Fig. 5 : Photographie d'une cochenille farineuse (Pseudococcus sp.)
La cochenille, un nuisible ?
Bien que pour les horticulteurs la cochenille soit un fléau, ce n’est autre que l’Homme qui a ouvert la boite de Pandore en déséquilibrant le fragile équilibre qui s’établit naturellement entre les hôtes, les parasites et les prédateurs dans un écosystème. L’industrialisation, la globalisation des échanges, la pollution, l’utilisation de pesticides ont des conséquences directes sur des espèces qui ont un rôle majeur dans le contrôle des populations de parasites, que l’on nomme « nuisibles » ou « ravageurs ». L’Homme a tout aussi su trouver un intérêt économique à la cochenille puisque celle-ci est utilisée dans la production des laques ou de pigments colorés alimentaire ou industriels (le carmin par exemple).

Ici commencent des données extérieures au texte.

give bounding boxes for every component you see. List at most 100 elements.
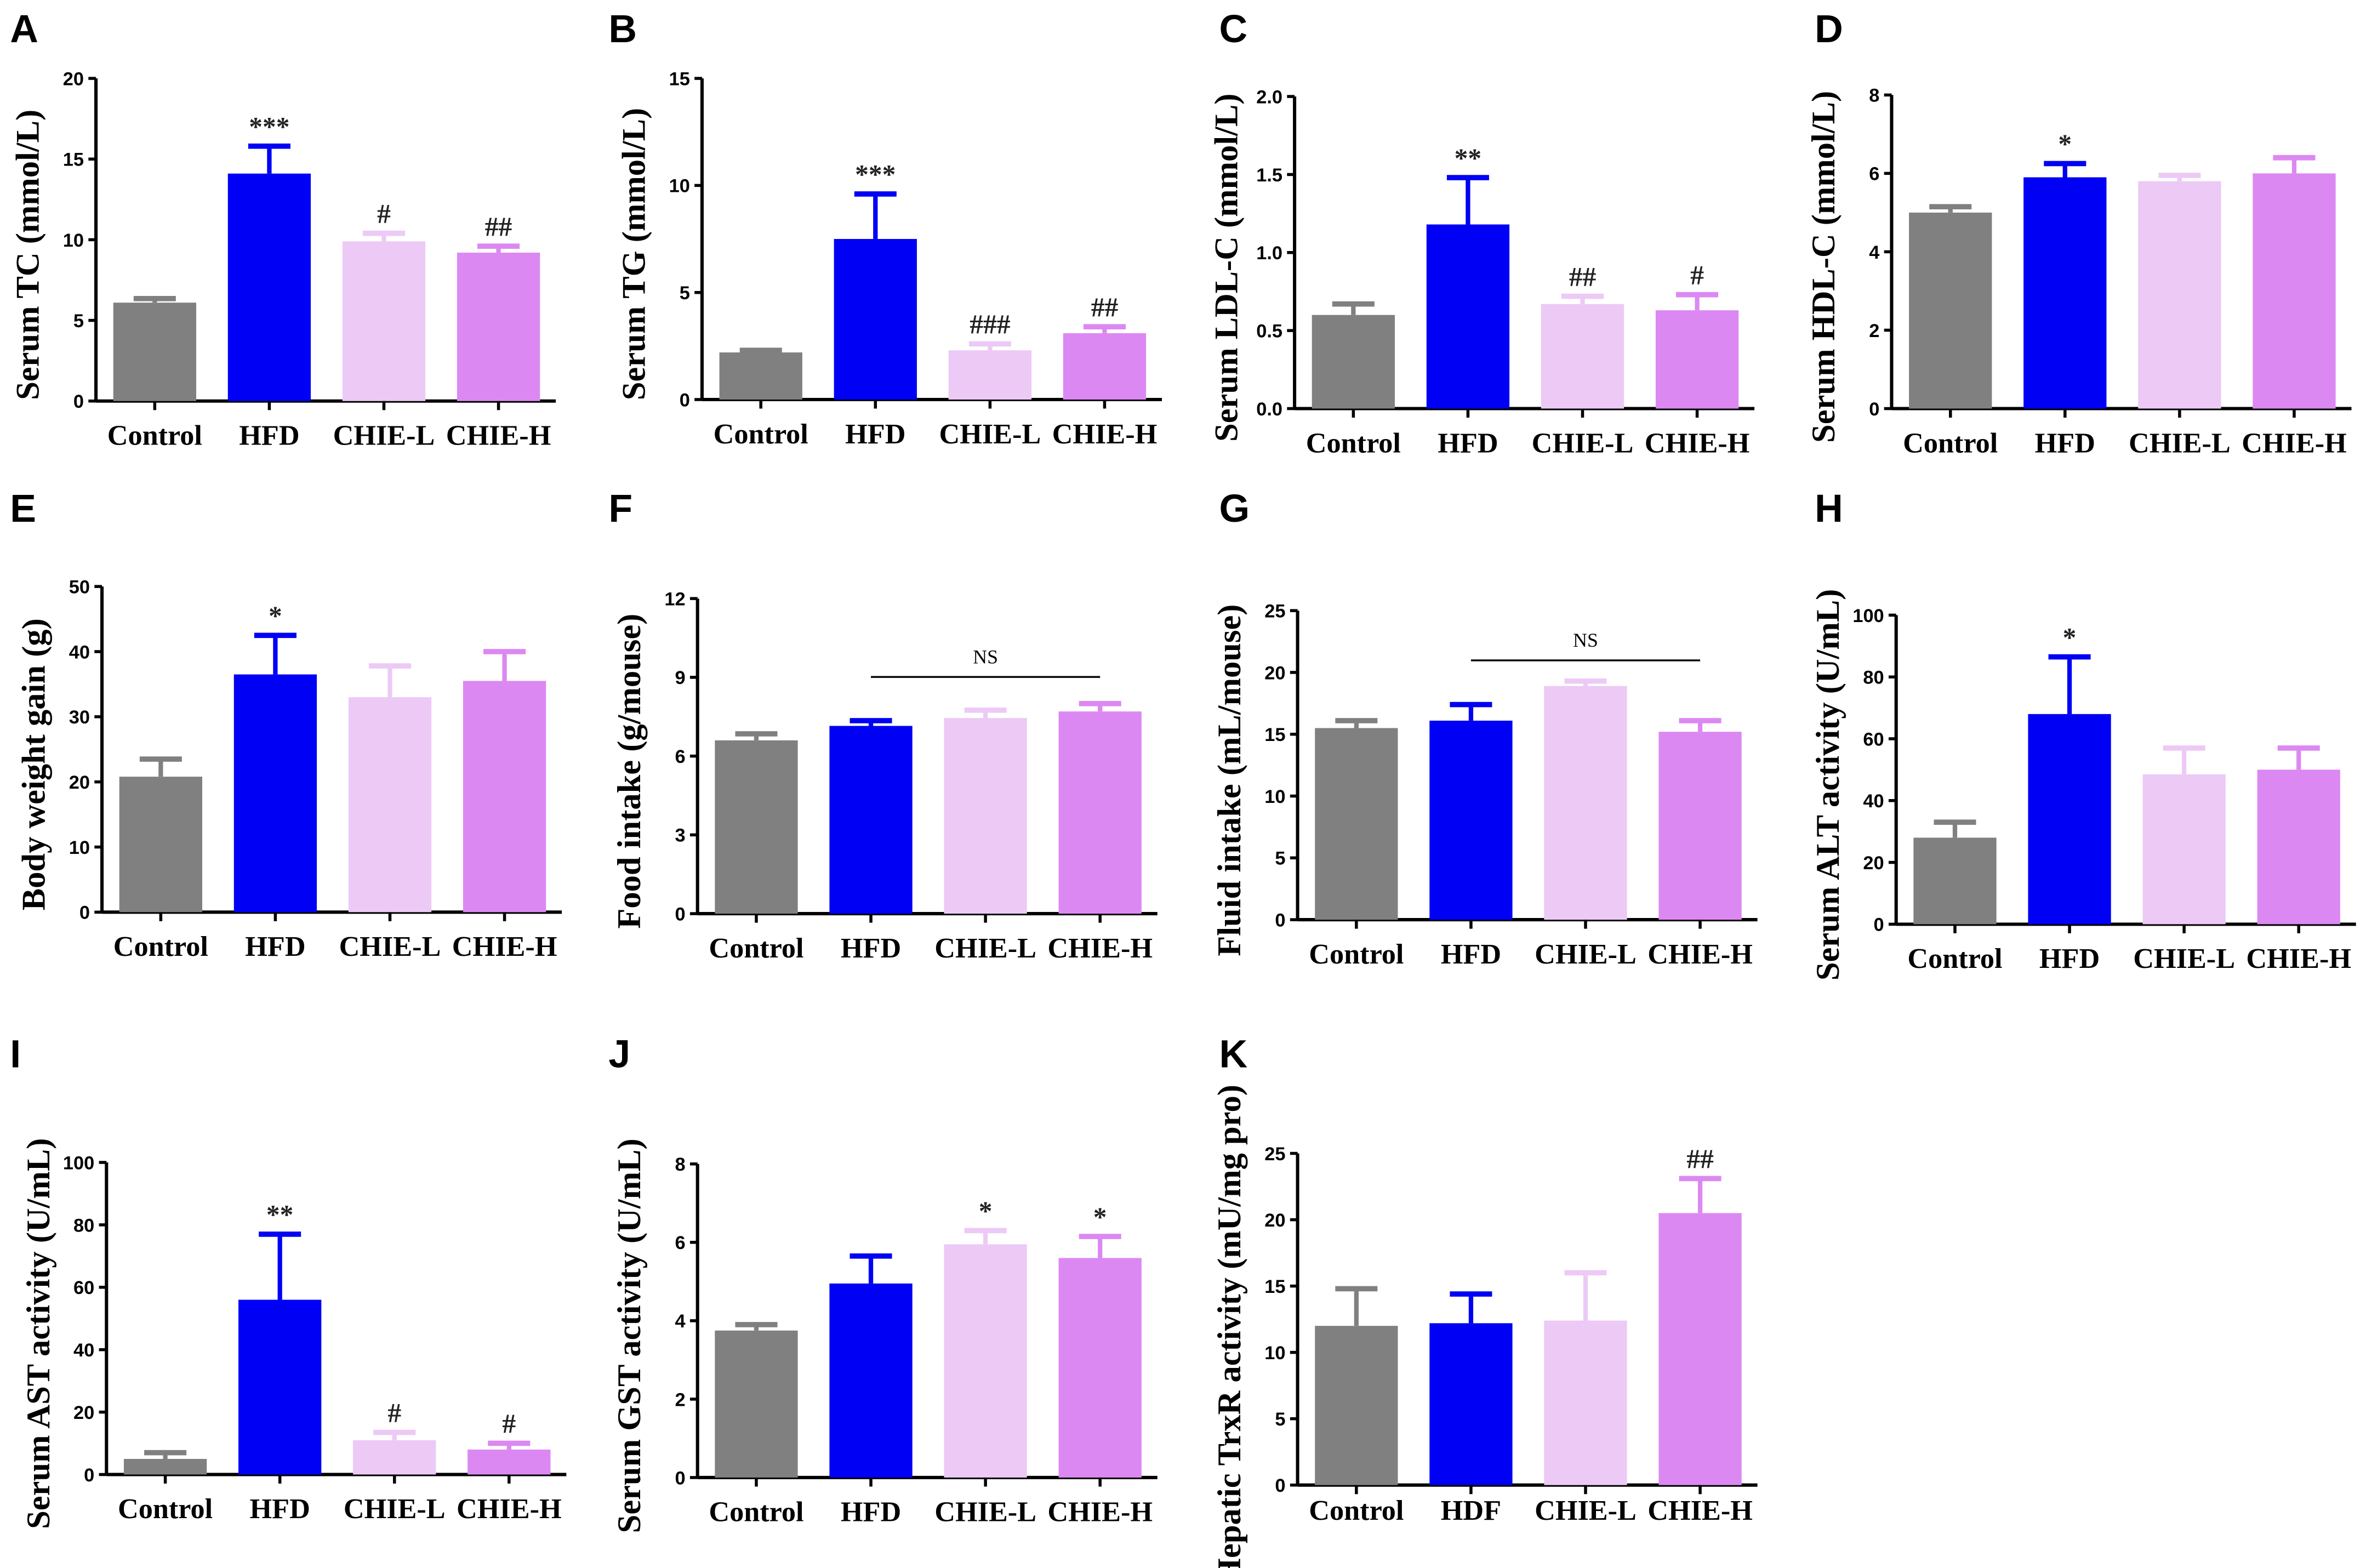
panel-label: E [10,487,36,531]
y-tick-label: 2.0 [1256,87,1282,107]
y-tick-label: 0 [1869,399,1879,420]
x-tick-label: CHIE-L [934,1496,1036,1528]
x-tick-label: Control [107,420,202,452]
y-tick-label: 9 [675,668,686,688]
y-tick-label: 50 [69,577,90,598]
bar-chie-l [944,1244,1027,1478]
x-tick-label: CHIE-H [1647,938,1753,970]
y-axis-label: Serum ALT activity (U/mL) [1810,589,1846,980]
x-tick-label: CHIE-H [1645,427,1750,459]
x-tick-label: HFD [2039,943,2100,974]
y-tick-label: 60 [1863,729,1884,750]
significance-label: # [502,1409,516,1439]
panel-label: F [608,487,632,531]
x-tick-label: CHIE-L [2129,427,2231,459]
y-tick-label: 15 [1264,1276,1285,1297]
significance-label: *** [249,111,289,141]
bar-control [1312,315,1395,409]
bar-control [1913,837,1997,925]
x-tick-label: HFD [845,418,905,450]
bar-chie-l [948,350,1032,400]
y-tick-label: 6 [675,1233,686,1253]
panel-f: F Food intake (g/mouse) 0 3 6 9 12 Control HFD CH… [608,487,1158,964]
panel-a: A Serum TC (mmol/L) 0 5 10 15 20 Control HFD *** C… [10,7,556,452]
y-tick-label: 0.5 [1256,321,1282,342]
y-tick-label: 20 [1264,1210,1285,1231]
bar-control [715,1330,798,1478]
y-tick-label: 25 [1264,1144,1285,1165]
x-tick-label: CHIE-L [1535,938,1637,970]
y-axis-label: Hepatic TrxR activity (mU/mg pro) [1211,1085,1248,1568]
bar-control [113,303,196,401]
bar-control [719,352,802,400]
y-tick-label: 20 [63,69,84,89]
y-axis-label: Fluid intake (mL/mouse) [1211,605,1248,956]
y-tick-label: 2 [1869,321,1879,341]
y-tick-label: 15 [669,69,690,89]
x-tick-label: CHIE-H [1047,1496,1153,1528]
y-tick-label: 1.5 [1256,165,1282,186]
bar-hfd [1426,224,1510,409]
bar-control [1315,1326,1398,1485]
y-tick-label: 10 [69,837,90,858]
y-tick-label: 40 [73,1340,94,1361]
y-tick-label: 10 [669,176,690,197]
y-tick-label: 25 [1264,601,1285,622]
y-tick-label: 0 [680,390,690,410]
significance-label: * [2063,622,2077,652]
x-tick-label: CHIE-L [344,1493,446,1525]
y-axis-label: Serum LDL-C (mmol/L) [1208,94,1245,442]
panel-i: I Serum AST activity (U/mL) 0 20 40 60 80 100 Co… [10,1033,567,1529]
significance-label: * [979,1196,993,1226]
bar-chie-h [1658,732,1742,920]
x-tick-label: HFD [245,931,305,962]
y-tick-label: 0 [675,1468,686,1489]
x-tick-label: CHIE-H [446,420,551,452]
x-tick-label: CHIE-L [934,932,1036,964]
panel-e: E Body weight gain (g) 0 10 20 30 40 50 Control H… [10,487,562,962]
panel-c: C Serum LDL-C (mmol/L) 0.0 0.5 1.0 1.5 2.0 Cont… [1208,7,1755,459]
ns-label: NS [1573,629,1598,651]
significance-label: ## [1091,292,1119,322]
y-tick-label: 0 [675,904,686,925]
panel-j: J Serum GST activity (U/mL) 0 2 4 6 8 Control HF… [608,1033,1158,1533]
bar-hfd [2028,714,2111,925]
y-tick-label: 20 [1863,853,1884,874]
y-tick-label: 0 [73,391,84,412]
bar-hfd [227,173,311,401]
bar-control [119,777,202,913]
bar-chie-h [468,1449,551,1475]
x-tick-label: HFD [1438,427,1498,459]
y-tick-label: 0.0 [1256,399,1282,420]
bar-chie-l [1541,304,1624,409]
bar-hfd [829,726,913,914]
bar-chie-l [348,697,432,913]
bar-chie-l [342,241,426,401]
x-tick-label: HFD [841,1496,901,1528]
x-tick-label: Control [113,931,208,962]
y-tick-label: 10 [1264,1343,1285,1364]
bar-chie-h [1063,333,1147,400]
y-tick-label: 4 [675,1311,686,1332]
x-tick-label: CHIE-H [1047,932,1153,964]
significance-label: # [387,1398,401,1428]
panel-label: D [1815,7,1843,51]
bar-chie-h [463,681,546,913]
y-tick-label: 5 [1275,848,1285,869]
x-tick-label: CHIE-H [1647,1495,1753,1526]
bar-control [1909,212,1992,409]
panel-label: J [608,1033,630,1076]
y-tick-label: 5 [1275,1409,1285,1430]
bar-chie-l [2142,774,2226,925]
significance-label: * [269,601,282,631]
y-tick-label: 15 [1264,725,1285,745]
bar-control [715,740,798,914]
y-tick-label: 0 [84,1465,94,1486]
x-tick-label: CHIE-H [2242,427,2347,459]
y-tick-label: 20 [1264,663,1285,683]
y-tick-label: 0 [1874,915,1884,936]
y-axis-label: Serum TG (mmol/L) [615,108,652,400]
y-tick-label: 80 [1863,668,1884,688]
panel-label: G [1219,487,1250,531]
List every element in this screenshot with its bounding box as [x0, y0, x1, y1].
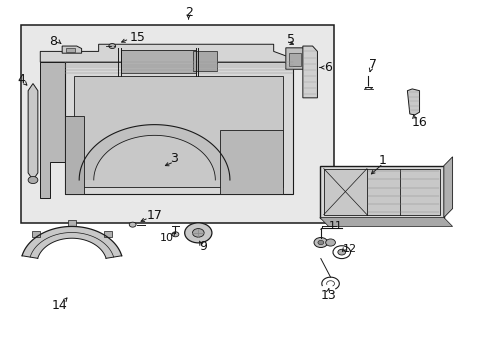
Bar: [319, 166, 443, 217]
Text: 8: 8: [49, 35, 57, 48]
Bar: [323, 168, 439, 215]
Polygon shape: [62, 46, 81, 53]
Polygon shape: [40, 62, 64, 198]
Text: 4: 4: [18, 73, 26, 86]
Polygon shape: [79, 125, 229, 180]
Circle shape: [337, 249, 345, 255]
Polygon shape: [64, 62, 292, 194]
Bar: [65, 48, 75, 52]
Bar: [68, 220, 76, 226]
Circle shape: [313, 238, 327, 248]
Polygon shape: [40, 44, 292, 62]
Text: 12: 12: [342, 244, 356, 253]
Bar: [21, 24, 334, 223]
Polygon shape: [285, 48, 307, 69]
Circle shape: [109, 44, 116, 49]
Text: 6: 6: [324, 61, 331, 74]
Text: 10: 10: [160, 233, 173, 243]
Text: 14: 14: [52, 299, 67, 312]
Polygon shape: [407, 89, 419, 115]
Text: 15: 15: [129, 31, 145, 44]
Text: 11: 11: [328, 221, 342, 231]
Polygon shape: [319, 217, 452, 226]
Text: 3: 3: [170, 152, 178, 165]
Bar: [288, 53, 301, 66]
Circle shape: [192, 229, 203, 237]
Circle shape: [172, 232, 179, 237]
Bar: [32, 231, 40, 238]
Text: 1: 1: [378, 154, 386, 167]
Circle shape: [325, 239, 335, 246]
Polygon shape: [22, 226, 122, 258]
Text: 5: 5: [286, 33, 295, 46]
Text: 9: 9: [199, 240, 207, 253]
Text: 17: 17: [147, 209, 163, 222]
Polygon shape: [443, 157, 452, 217]
Polygon shape: [302, 46, 317, 98]
Circle shape: [28, 176, 38, 184]
Polygon shape: [74, 76, 283, 187]
Bar: [104, 231, 112, 238]
Bar: [220, 130, 283, 194]
Text: 13: 13: [320, 288, 335, 302]
Circle shape: [317, 240, 323, 245]
Bar: [120, 50, 196, 73]
Text: 2: 2: [184, 6, 192, 19]
Bar: [64, 116, 84, 194]
Circle shape: [129, 222, 136, 227]
Circle shape: [184, 223, 211, 243]
Polygon shape: [28, 84, 38, 180]
Bar: [193, 51, 216, 71]
Text: 16: 16: [411, 116, 427, 129]
Text: 7: 7: [368, 58, 377, 72]
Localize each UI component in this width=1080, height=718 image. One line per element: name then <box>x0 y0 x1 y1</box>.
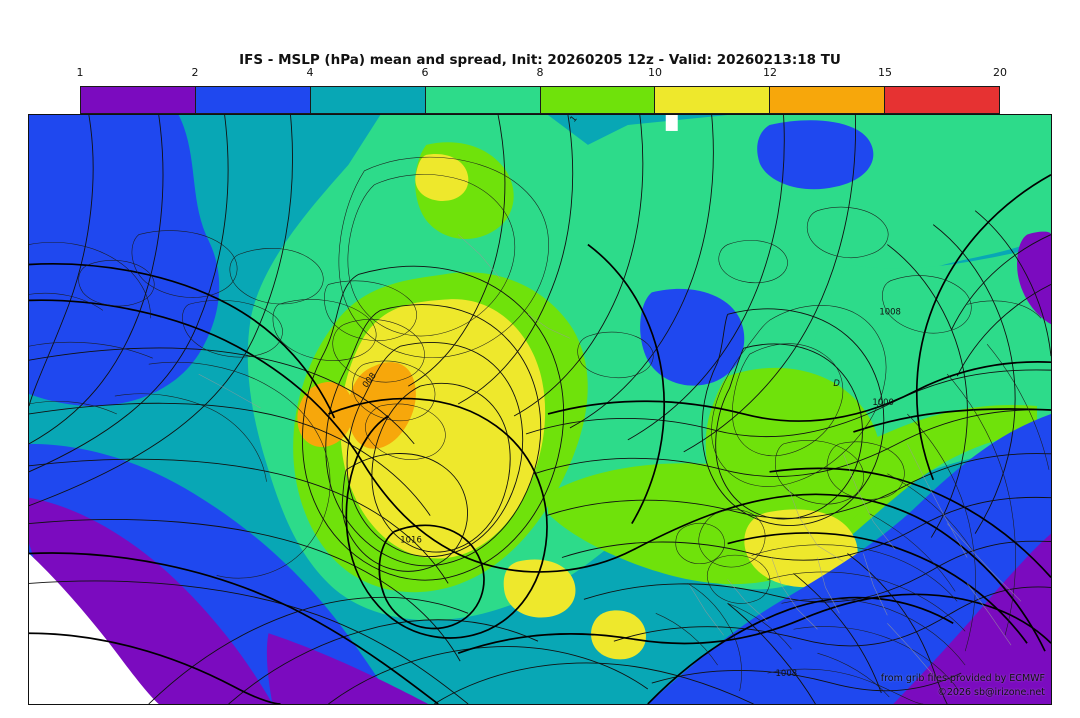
spread-band-2-4-e <box>647 413 1051 704</box>
colorbar-segment-4-6 <box>310 87 426 113</box>
contour-label-1000: 1000 <box>872 397 894 407</box>
spread-band-10-12-b <box>744 509 858 588</box>
colorbar-tick-2: 2 <box>191 66 199 79</box>
spread-band-10-12-d <box>591 610 646 660</box>
pressure-marker-low: D <box>833 378 840 388</box>
colorbar-tick-6: 6 <box>421 66 429 79</box>
colorbar-tick-4: 4 <box>306 66 314 79</box>
spread-band-10-12-e <box>415 153 469 201</box>
colorbar-segment-8-10 <box>540 87 656 113</box>
colorbar-segments <box>80 86 1000 114</box>
colorbar-segment-10-12 <box>655 87 771 113</box>
spread-below-min <box>29 553 159 704</box>
political-borders <box>198 234 1022 676</box>
credits-line-1: from grib files provided by ECMWF <box>880 673 1045 684</box>
colorbar-segment-1-2 <box>81 87 196 113</box>
map-svg: 1016 1008 1000 1008 1008 D <box>29 115 1051 704</box>
spread-band-1-2-sw2 <box>266 633 429 704</box>
colorbar-tick-8: 8 <box>536 66 544 79</box>
colorbar-segment-15-20 <box>885 87 999 113</box>
colorbar-segment-6-8 <box>425 87 541 113</box>
contour-label-1008-b: 1008 <box>776 668 798 678</box>
colorbar-segment-2-4 <box>195 87 311 113</box>
pole-gap <box>665 115 678 131</box>
contour-label-1008-a: 1008 <box>879 306 901 316</box>
colorbar-tick-labels: 1 2 4 6 8 10 12 15 20 <box>76 66 1008 82</box>
colorbar-tick-15: 15 <box>878 66 892 79</box>
spread-band-8-10-c <box>705 367 881 541</box>
spread-band-1-2-e <box>893 533 1051 704</box>
spread-band-2-4-nw <box>29 115 220 407</box>
spread-band-1-2-ne <box>1017 231 1051 325</box>
mslp-contours <box>29 115 1051 704</box>
colorbar-tick-20: 20 <box>993 66 1007 79</box>
colorbar-tick-10: 10 <box>648 66 662 79</box>
colorbar-segment-12-15 <box>770 87 886 113</box>
map-canvas[interactable]: 1016 1008 1000 1008 1008 D from grib fil… <box>28 114 1052 705</box>
contour-label-1016: 1016 <box>400 535 422 545</box>
page-title: IFS - MSLP (hPa) mean and spread, Init: … <box>239 52 841 68</box>
colorbar-tick-12: 12 <box>763 66 777 79</box>
credits-line-2: ©2026 sb@irizone.net <box>937 687 1045 698</box>
spread-band-2-4-n <box>757 120 874 190</box>
colorbar: 1 2 4 6 8 10 12 15 20 <box>77 66 1007 114</box>
colorbar-tick-1: 1 <box>76 66 84 79</box>
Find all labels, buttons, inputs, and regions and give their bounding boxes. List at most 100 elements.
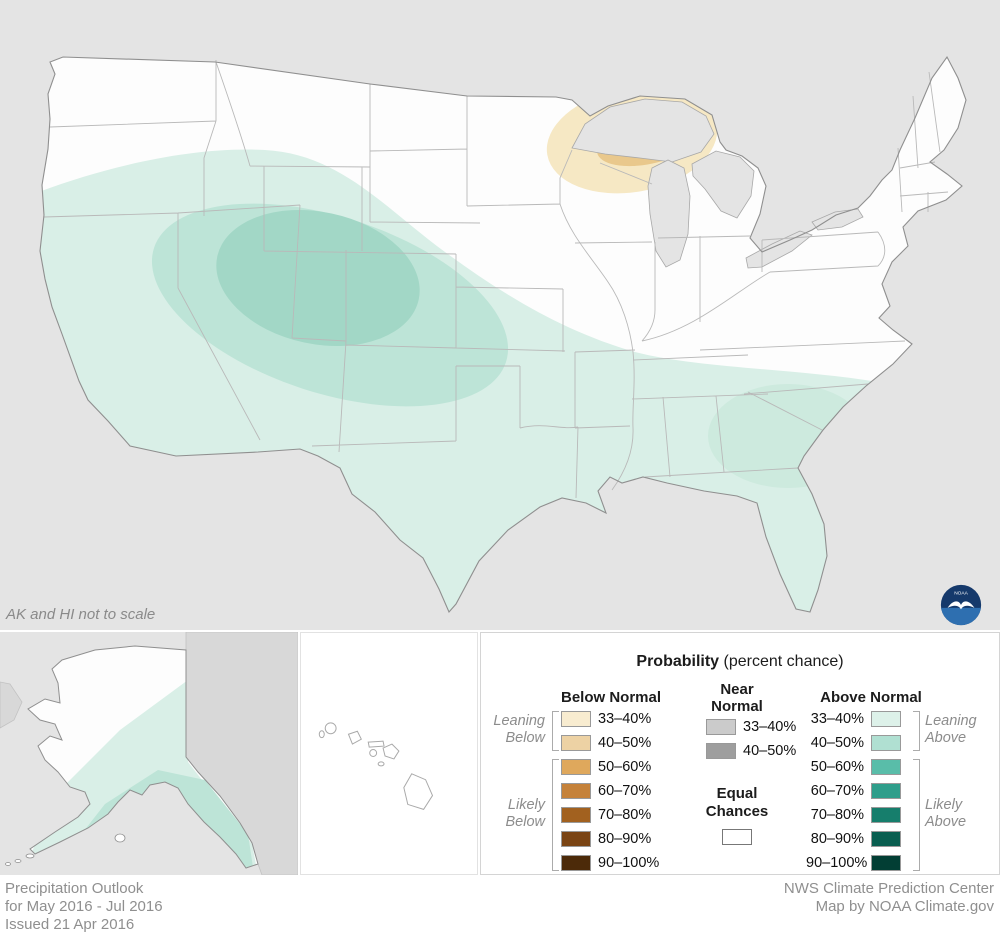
- likely-above-label: Likely Above: [925, 797, 967, 830]
- kahoolawe-island: [377, 761, 385, 767]
- legend-row: 33–40%: [706, 719, 796, 735]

La lutte chimique contre la cochenille, c'est-à-dire l’utilisation de pesticides avec de molécules de synthèses et des huiles de pétrole, est à oublier de par sa dangerosité pour l’environnement, les écosystèmes et la santé humaine. La lutte biologique est un bon moyen de résoudre les problèmes d’invasion de cochenille. Il s’agit d’utiliser des organismes vivants antagonistes aux ''nuisibles'' dont on veut se débarrasser. Ces « agents de lutte biologique » permettent de lutter contre les ravages et les maladies de culture. Les agents de lutte biologique contre l’invasion de cochenilles sont divisés en deux groupes principaux : les parasitoïdes et les prédateurs. Les parasitoïdes sont des organismes se développant sur ou à l’intérieur d’un autre organisme jusqu’à la mort de celui ci. Pour la cochenille, il s'agit principalement des Hyménoptères. La femelle insère un oeuf sous le corps de la cochenille, la larve de l’Hyménoptère éclot et se nourrit de la ponte de la cochenille. Les prédateurs, eux, se nourrissent de tous les stades de développement de la cochenille, de l’oeuf à l’adulte. L’utilisation combinée des prédateurs et des parasitoïdes permet d’une part de se débarrasser d’une invasion rapide (le prédateur joue un rôle de « nettoyeur de fond » dans le cas de grosses populations de ravageurs) et d'autre part d’empêcher l'explosion de la population de cochenille (le parasitoïdes colonise le milieu de façon stable et durable).